Entourés de leurs proches, juchés sur les épaules de leurs amis, nombre de lauréats marquent un temps d’arrêt quand on les interroge sur leur avenir, mais la plupart avouent, dans l’excitation du moment, qu’ils songent, malgré tout, à revenir travailler au pays et s’occuper de leurs parents (qui ont tellement investi dans leurs leçons particulières). Mais les statistiques prouvent que ce n’est pas vrai.
Au moins 80 % des lauréats ne reviennent pas ; les chiffres officiels n’existent pas parce que nos jeunes cerveaux s’évaporent, après leurs Masters ou Doctorat, dans la nature, sans donner signe de vie et s’en contrefichent du bond avec l’État mauricien. Nos élites préfèrent en réalité aller travailler pour des multinationales du privé ou des agences internationales, ou encore pour des gouvernements étrangers que de se mettre au service des ministres qui ne brillent pas par leurs compétences mais parce qu’ils sont nés dans telle ou telle caste. N’est-ce pas normal s’ils tournent le dos à un pays qui ne cultive pas l’égalité des chances et qui transforme une poignée de jeunes en héros d’un système cruellement élitiste et forcément injuste ? Notre faute collective : l’on ne braque pas les projecteurs sur les exclus du système éducatif, qui demeurent largement majoritaires, et qui vont rejoindre l’économie parallèle ou la face cachée du pays.

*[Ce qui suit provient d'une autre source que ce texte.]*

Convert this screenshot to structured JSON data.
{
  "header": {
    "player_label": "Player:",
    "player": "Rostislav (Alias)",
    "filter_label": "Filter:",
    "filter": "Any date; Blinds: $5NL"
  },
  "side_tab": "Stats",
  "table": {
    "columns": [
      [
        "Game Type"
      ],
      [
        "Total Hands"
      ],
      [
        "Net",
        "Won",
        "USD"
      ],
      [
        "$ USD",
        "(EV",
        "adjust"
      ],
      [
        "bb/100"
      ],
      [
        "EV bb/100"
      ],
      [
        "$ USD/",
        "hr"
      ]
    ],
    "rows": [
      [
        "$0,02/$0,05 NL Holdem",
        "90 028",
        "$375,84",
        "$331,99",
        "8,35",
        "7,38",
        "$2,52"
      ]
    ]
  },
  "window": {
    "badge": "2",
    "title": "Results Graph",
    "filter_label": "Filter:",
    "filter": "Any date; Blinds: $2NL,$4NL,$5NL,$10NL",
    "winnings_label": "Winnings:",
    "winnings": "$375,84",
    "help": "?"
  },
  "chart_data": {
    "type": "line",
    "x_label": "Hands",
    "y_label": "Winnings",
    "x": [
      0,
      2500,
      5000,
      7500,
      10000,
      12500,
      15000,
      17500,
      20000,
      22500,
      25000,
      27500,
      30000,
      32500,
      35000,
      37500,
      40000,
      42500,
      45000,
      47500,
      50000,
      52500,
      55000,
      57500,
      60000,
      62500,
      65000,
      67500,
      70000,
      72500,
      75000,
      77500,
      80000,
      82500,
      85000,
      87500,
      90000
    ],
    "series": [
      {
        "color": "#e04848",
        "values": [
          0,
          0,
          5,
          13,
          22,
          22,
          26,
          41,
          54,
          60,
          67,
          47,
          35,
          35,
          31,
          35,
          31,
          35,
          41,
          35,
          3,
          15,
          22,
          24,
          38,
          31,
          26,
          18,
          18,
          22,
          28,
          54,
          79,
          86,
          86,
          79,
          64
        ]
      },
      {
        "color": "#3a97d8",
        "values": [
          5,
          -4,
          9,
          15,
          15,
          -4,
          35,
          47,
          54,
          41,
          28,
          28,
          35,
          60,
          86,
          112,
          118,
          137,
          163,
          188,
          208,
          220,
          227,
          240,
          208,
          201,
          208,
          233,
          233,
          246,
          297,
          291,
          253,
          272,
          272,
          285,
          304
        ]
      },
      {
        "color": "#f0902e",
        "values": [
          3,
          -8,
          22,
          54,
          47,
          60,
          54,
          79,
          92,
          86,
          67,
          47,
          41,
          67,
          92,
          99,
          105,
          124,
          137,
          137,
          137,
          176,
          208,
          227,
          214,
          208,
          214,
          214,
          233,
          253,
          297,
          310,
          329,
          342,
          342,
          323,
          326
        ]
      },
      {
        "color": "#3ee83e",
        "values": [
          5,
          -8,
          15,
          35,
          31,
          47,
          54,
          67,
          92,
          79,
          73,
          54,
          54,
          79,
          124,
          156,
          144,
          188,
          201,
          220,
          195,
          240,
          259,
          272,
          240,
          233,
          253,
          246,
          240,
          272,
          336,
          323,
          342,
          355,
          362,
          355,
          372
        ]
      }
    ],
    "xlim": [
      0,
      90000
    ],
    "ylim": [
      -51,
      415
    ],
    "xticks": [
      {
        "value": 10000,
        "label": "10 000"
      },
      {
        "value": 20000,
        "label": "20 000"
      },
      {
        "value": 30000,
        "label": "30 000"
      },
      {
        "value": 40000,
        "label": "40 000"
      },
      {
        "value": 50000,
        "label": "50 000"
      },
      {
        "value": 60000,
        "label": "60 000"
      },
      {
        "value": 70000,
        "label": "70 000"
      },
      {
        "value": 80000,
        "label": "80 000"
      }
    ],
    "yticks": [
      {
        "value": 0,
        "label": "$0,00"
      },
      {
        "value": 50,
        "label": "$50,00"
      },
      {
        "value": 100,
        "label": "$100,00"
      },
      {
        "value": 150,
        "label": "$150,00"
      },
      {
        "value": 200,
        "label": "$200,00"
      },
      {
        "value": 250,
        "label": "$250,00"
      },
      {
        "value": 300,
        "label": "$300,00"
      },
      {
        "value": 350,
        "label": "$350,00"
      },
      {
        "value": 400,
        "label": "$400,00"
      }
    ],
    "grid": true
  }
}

Si l’éducation se veut par essence démocratique, qu’elle permet une ascension sociale basée, non pas sur le pistonnage, mais sur le mérite de l’individu, les contre-exemples de ceux qui réussissent ont depuis longtemps pris le relais. Le mal l’a emporté sur le bien. Les Franklin qui possèdent des bateaux n’ont pas besoin de savoir lire ou écrire. Ils ont besoin de connexions mafieuses et de l’appui des politiciens pour réussir ! Et si la presse s’intéresse à eux, ils ont des hommes de loi qui vont essayer de vous intimider avec des réclamations par dizaines de millions.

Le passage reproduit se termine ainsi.